To use this resource as part of this playlist:

  • Have students explore the Click & Learn and complete the “Student Worksheet” as homework. Have them come to class with 2–3 questions about the material.
  • Lead a class discussion to review the material in the Click & Learn and answer student questions. 

Estimated Time: 20 minutes of class time to review. 

CRISPR-Cas 9 Mechanism & Applications
Topic
Biochemistry & Molecular Biology
Genetics
Resource Type
Interactive Media

In this Click & Learn, students explore how CRISPR-Cas9 technology works and the many ways in which scientists are using it in their research.

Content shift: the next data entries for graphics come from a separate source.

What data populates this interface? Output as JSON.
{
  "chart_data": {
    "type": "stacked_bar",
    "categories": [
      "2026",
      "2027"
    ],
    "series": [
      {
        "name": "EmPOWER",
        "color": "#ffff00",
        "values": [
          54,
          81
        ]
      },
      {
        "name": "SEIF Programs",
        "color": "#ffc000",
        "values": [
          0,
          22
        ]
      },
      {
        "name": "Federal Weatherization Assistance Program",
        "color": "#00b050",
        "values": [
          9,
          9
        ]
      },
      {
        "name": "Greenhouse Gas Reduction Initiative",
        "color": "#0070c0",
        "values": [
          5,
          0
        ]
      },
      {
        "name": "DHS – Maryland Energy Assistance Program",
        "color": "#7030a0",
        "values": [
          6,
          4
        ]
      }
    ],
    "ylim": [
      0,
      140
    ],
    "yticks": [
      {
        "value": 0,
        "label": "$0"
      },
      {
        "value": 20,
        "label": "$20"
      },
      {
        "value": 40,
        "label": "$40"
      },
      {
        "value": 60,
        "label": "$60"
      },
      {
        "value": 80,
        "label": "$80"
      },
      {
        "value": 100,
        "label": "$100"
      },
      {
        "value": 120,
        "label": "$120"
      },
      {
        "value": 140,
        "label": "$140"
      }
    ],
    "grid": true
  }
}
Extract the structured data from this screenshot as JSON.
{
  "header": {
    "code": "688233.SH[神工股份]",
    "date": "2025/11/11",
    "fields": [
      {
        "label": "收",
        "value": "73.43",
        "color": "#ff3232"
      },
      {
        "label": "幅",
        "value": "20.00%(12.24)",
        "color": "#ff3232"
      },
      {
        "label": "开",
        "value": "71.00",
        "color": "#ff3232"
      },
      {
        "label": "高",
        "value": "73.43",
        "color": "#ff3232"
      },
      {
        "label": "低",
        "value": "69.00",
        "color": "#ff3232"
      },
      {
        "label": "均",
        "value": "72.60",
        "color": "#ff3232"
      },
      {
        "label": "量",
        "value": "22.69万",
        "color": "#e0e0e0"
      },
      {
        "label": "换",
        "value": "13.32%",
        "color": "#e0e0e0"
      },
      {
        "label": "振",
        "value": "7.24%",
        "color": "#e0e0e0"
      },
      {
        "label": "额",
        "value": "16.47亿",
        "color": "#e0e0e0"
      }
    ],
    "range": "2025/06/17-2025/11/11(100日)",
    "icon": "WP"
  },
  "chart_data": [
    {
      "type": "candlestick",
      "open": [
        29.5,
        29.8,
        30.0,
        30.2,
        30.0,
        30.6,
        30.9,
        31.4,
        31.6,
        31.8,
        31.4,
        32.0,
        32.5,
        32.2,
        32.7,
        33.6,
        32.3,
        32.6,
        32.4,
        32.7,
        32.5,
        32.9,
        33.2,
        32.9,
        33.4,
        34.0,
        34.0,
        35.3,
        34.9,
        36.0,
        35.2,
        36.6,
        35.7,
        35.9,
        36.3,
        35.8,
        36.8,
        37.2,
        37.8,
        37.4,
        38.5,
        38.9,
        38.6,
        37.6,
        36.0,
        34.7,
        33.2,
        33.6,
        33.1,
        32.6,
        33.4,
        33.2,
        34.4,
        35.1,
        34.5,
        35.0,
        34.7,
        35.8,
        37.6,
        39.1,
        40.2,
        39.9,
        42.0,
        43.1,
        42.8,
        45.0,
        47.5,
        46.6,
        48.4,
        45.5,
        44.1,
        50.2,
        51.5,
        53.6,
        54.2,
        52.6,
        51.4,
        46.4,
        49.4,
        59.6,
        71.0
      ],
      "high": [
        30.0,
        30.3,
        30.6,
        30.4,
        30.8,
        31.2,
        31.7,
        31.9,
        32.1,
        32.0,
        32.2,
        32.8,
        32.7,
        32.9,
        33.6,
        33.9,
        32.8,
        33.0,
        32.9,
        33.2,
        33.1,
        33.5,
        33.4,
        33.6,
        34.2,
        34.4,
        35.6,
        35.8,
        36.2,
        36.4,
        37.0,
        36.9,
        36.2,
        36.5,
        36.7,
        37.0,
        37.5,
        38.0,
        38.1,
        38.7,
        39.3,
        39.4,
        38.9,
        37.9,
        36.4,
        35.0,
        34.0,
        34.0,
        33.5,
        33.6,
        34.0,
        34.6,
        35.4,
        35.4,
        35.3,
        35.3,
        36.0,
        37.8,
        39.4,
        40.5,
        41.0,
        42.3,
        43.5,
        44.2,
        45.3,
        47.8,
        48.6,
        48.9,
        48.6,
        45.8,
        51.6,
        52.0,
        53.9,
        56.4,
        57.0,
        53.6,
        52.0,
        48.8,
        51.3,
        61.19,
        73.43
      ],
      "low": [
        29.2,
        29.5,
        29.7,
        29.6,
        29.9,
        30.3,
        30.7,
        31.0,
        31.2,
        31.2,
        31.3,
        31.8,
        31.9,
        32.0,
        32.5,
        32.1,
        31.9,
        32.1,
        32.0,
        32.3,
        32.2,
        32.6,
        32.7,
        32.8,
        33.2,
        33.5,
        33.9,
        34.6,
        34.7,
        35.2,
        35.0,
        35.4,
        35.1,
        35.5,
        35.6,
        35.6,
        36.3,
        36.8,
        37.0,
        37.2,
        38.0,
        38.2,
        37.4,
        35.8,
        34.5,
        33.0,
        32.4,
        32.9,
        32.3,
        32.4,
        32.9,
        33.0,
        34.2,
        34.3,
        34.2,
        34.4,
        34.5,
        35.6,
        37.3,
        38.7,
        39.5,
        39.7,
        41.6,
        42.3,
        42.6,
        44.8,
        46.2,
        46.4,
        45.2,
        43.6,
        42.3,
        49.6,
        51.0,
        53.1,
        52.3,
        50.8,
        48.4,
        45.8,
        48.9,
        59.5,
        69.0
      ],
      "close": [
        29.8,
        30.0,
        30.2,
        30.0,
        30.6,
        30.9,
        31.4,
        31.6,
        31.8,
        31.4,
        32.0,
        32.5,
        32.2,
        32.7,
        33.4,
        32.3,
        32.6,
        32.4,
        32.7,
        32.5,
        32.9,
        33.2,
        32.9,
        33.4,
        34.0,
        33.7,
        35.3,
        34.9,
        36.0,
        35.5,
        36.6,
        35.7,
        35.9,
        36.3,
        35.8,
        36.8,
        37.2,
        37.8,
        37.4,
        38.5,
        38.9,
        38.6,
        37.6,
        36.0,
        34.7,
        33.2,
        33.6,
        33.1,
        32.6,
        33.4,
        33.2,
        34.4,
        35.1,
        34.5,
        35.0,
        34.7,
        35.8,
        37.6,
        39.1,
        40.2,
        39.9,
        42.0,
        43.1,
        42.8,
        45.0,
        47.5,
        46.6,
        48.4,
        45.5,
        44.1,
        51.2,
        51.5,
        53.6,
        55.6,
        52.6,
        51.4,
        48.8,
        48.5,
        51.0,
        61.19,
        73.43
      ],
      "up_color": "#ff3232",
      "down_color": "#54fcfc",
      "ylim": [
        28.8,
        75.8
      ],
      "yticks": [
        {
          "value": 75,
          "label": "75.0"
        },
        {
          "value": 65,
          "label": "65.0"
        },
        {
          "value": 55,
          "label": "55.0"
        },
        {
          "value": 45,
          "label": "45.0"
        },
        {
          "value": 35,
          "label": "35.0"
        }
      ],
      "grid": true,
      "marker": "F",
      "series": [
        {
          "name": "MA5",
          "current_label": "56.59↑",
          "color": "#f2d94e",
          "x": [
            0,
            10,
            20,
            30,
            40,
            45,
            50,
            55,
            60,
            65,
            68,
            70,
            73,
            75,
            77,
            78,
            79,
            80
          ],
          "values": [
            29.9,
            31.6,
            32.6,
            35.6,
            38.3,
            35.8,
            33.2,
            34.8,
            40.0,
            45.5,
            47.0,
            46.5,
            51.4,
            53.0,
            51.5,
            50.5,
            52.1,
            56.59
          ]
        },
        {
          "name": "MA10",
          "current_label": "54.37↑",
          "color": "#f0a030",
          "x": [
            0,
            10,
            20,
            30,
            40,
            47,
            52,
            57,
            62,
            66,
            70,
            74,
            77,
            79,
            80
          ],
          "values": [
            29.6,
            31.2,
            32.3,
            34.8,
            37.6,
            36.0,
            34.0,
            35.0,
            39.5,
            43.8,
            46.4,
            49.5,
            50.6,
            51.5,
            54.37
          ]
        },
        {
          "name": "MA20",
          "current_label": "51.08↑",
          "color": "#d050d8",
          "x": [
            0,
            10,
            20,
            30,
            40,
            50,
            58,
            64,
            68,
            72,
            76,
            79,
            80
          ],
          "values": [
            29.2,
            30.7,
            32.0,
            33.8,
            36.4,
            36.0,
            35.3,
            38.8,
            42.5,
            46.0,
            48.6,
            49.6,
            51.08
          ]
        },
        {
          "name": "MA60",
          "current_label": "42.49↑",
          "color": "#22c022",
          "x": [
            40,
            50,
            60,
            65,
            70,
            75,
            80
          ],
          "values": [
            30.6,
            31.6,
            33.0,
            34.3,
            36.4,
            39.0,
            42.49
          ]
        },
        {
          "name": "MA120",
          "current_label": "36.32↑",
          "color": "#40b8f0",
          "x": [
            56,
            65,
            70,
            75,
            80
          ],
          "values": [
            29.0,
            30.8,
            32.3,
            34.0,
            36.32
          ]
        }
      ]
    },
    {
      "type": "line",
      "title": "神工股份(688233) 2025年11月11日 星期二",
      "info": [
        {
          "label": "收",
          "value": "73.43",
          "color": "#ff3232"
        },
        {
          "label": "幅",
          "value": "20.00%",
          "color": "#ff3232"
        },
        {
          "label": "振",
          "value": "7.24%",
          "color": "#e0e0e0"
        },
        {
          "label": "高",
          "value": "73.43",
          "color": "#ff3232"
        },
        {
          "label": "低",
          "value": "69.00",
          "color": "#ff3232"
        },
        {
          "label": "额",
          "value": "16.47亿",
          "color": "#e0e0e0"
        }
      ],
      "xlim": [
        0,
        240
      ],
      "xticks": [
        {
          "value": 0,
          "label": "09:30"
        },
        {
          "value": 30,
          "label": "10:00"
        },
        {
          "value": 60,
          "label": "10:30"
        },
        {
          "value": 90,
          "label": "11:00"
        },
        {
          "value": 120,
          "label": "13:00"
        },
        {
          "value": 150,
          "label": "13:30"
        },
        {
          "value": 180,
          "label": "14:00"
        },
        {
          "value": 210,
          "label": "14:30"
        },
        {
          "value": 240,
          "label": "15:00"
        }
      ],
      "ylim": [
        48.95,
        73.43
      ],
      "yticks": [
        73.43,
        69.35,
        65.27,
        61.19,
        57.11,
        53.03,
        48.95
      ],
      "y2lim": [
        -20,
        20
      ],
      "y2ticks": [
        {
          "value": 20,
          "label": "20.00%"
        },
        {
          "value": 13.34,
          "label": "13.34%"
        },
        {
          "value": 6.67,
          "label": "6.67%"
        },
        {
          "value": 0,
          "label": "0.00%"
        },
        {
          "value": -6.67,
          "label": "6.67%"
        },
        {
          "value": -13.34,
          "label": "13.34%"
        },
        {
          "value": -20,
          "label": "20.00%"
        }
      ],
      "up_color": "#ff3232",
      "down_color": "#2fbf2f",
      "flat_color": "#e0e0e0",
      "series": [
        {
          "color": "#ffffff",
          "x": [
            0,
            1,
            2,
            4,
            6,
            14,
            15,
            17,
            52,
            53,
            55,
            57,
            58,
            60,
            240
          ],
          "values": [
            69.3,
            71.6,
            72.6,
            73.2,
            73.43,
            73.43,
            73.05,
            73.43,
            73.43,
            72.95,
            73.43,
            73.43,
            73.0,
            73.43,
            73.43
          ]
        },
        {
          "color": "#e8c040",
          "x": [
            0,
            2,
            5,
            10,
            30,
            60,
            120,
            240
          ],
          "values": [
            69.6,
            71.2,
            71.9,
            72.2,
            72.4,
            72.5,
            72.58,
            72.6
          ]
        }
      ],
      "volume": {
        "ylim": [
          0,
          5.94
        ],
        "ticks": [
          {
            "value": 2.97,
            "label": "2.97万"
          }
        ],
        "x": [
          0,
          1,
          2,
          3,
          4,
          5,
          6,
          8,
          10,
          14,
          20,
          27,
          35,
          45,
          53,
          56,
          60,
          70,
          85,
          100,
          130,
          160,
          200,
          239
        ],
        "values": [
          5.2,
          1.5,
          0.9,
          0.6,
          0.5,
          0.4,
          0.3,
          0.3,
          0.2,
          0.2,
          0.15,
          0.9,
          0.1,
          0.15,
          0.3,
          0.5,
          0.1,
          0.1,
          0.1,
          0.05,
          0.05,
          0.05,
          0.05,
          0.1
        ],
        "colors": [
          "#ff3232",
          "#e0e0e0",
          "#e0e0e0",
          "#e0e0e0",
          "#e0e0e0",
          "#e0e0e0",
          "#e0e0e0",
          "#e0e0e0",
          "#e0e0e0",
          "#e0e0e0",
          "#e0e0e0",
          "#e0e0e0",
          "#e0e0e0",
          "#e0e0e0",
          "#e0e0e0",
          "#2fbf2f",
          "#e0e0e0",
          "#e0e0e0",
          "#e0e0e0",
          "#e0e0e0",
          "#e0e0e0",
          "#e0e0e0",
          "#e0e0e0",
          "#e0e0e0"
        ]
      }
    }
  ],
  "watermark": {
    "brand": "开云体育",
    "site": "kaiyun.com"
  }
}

To use this resource as part of this playlist:

  • Have student groups review the “How It Works” section of the Click & Learn in class. Instruct students to make labeled drawings of the steps on a separate piece of paper.
  • As a homework assignment, ask students to choose one of the scientists in the “How It’s Used” section, watch all the videos from the scientist, and then write a brief summary of how the scientist is using CRISPR-Cas9 in research.
  • As a summative assessment, have the students design an experiment to “cure cancer” using any technique they learned about. Hold a class discussion to reveal students’ ideas from this assessment.

Estimated Time: 40 minutes of class time total (15 minutes to explore the “How It Works” section, 10 minutes to come up with an experiment, and 15 minutes to discuss student ideas).